Le greffier, M. Ronsin, donne alors lecture de l'acte d'accusation.

 

Le 3 janvier 1938, vers 17 h. 30, Corentin-Hervé-Marie Le Brusq, âgé de 30 ans, tailleur d'habits à Pouldavid, vint au débit Mazéas, sis en cette commune, où il devait rencontrer Jean-Marie Le Beul, âgé de 34 ans, marin-pêcheur au même lieu, qui lui avait commandé un pantalon et lui devait le prix de la réparation d'un veston.

 

Au débit Mazéas, Le Brusq trouva en effet Le Beul, accompagné de son voisin Jean-René Celton, âgé de 53 ans, oncle de ce dernier.

Les trois hommes burent ensemble, puis, comme Le Beul commençait à être pris de boisson, la dame Mazéas l'invita à sortir.

Ils partirent tous les trois sans difficulté.

 

Celton s'arrêta en cours de route.

Le Brusq rentra chez lui et Le Beul chez son oncle.

Le Beul se rendit bientôt chez Le Brusq en apportant un litre de vin, dont les deux hommes burent chacun deux verres.

Le Beul se coucha ensuite sur le lit de son camarade et s'endormit.

 

Il se réveilla une demi-heure après environ et se mit à chanter des cantiques.

À ce moment arriva Celton, qui engagea son neveu à rentrer chez lui.

Une discussion s'éleva à ce sujet entre les deux hommes, qui, en fin de compte, achevèrent avec Le Brusq la bouteille apportée par Le Beul.

À brûle-pourpoint, celui-ci demanda à Le Brusq combien il lui devait pour la réparation de son veston.

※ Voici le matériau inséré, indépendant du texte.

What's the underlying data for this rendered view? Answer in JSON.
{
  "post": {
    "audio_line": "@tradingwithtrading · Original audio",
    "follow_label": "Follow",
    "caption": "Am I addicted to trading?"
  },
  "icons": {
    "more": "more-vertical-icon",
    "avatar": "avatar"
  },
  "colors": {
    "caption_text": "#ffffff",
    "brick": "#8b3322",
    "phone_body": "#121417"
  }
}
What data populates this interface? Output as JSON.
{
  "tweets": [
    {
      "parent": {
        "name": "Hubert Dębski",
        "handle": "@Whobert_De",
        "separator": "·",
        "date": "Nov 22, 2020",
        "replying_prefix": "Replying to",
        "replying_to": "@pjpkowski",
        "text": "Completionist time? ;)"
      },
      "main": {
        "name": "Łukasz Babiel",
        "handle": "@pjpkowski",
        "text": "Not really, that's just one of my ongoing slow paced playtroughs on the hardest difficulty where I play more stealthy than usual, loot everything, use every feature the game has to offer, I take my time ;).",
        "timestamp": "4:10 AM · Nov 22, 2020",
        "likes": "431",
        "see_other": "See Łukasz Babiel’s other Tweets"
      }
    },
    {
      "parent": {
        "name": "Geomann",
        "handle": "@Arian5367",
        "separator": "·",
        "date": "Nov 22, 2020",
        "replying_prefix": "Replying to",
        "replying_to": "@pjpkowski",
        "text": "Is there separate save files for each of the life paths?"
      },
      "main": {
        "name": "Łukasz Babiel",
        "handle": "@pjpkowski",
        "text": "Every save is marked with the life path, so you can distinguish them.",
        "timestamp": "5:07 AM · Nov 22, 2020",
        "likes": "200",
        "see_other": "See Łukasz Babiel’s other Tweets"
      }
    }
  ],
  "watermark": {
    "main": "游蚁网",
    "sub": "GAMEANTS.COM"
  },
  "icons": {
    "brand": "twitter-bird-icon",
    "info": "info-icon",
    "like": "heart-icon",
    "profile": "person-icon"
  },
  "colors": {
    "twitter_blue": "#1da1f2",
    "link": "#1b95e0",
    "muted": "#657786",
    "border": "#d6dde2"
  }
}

Le Brusq lui répondit qu'il lui devait 20 francs, que Le Beul, malgré les conseils de son oncle, lui faisant observer qu'il venait de toucher sa pension, refusa de payer.

 

Celton, qui, d'après les dires de l'accusé, était lui-même pris de boisson, aurait à ce moment subitement changé d'attitude ;

atteint d'une sorte d'accès de folie, il se serait précipité sur Le Brusq et, aidé de son neveu, l'aurait renversé et aurait tenté de l'étrangler.

Le Brusq se serait débattu et aurait réussi à se dégager.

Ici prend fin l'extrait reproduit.